For odd $n$: I claim that $t_n = 2/n$.
Bound. Let the LHS be $M$, and the RHS be $x$. We can assume without loss of generality that $a_1 = x$. From the inequalities $-M \le a_i + a_{i + 1} \le M$ for $1 \le i \le n - 1$, we can inductively get bounds on $a_i$ depending on the parity of $i$. In particular, since $n$ is odd, we have $-(n - 1)M + x \le a_n \le (n - 1)M + x$. So, $a_n + a_1 = a_n + x \in [-(n - 1)M + 2x, (n - 1)M + 2x]$. But we also have $a_n + a_1 \in [-M, M]$. Thus, in order for us to have a valid solution for $a_i$, these two intervals must intersect.

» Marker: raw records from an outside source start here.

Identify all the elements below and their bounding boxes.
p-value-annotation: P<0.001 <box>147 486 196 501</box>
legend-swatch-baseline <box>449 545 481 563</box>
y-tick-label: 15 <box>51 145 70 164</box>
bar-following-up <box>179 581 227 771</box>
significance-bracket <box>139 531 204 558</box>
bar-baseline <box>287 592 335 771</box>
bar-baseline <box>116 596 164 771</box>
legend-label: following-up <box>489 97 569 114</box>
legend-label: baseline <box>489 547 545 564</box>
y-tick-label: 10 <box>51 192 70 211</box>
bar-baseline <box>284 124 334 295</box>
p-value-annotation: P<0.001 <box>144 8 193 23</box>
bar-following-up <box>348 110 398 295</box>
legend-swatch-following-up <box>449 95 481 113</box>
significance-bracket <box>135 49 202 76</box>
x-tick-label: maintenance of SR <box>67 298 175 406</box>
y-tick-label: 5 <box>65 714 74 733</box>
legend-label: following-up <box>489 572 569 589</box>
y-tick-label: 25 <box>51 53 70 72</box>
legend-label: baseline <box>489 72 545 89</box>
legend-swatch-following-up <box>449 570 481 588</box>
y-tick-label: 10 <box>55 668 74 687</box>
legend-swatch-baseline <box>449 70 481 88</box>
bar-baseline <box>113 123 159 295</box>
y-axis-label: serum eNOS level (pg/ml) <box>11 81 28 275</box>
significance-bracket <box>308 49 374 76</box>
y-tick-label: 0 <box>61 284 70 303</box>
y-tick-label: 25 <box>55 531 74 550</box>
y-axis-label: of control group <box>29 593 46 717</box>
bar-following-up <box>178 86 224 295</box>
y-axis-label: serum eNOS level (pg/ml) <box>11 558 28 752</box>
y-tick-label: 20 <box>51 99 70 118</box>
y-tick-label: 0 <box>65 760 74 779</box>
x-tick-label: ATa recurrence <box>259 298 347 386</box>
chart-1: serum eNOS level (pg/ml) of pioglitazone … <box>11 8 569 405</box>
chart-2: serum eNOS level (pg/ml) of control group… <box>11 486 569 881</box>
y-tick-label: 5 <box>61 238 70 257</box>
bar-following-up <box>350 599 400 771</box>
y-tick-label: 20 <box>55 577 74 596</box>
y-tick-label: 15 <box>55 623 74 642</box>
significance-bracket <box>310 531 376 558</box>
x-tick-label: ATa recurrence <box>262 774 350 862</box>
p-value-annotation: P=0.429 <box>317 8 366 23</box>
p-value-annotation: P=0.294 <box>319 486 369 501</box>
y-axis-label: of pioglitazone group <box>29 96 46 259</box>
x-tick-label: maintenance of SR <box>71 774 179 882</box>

In particular, we have $-(n - 1)M + 2x \le M$, so $2x \le nM$, so $x \le nM/2$ and similarly $x \ge -nM/2$, which gives the bound.
Construction. It's easy to see that $(a, -3a, 5a, \dots, (-1)^{(n + 1)/2}na, \dots, 5a, -3a, a)$ for any $a$ works, as all adjacent sums have modulus $2a$, and the maximum absolute value is $na$, so $t_n = 2/n$ is also achievable.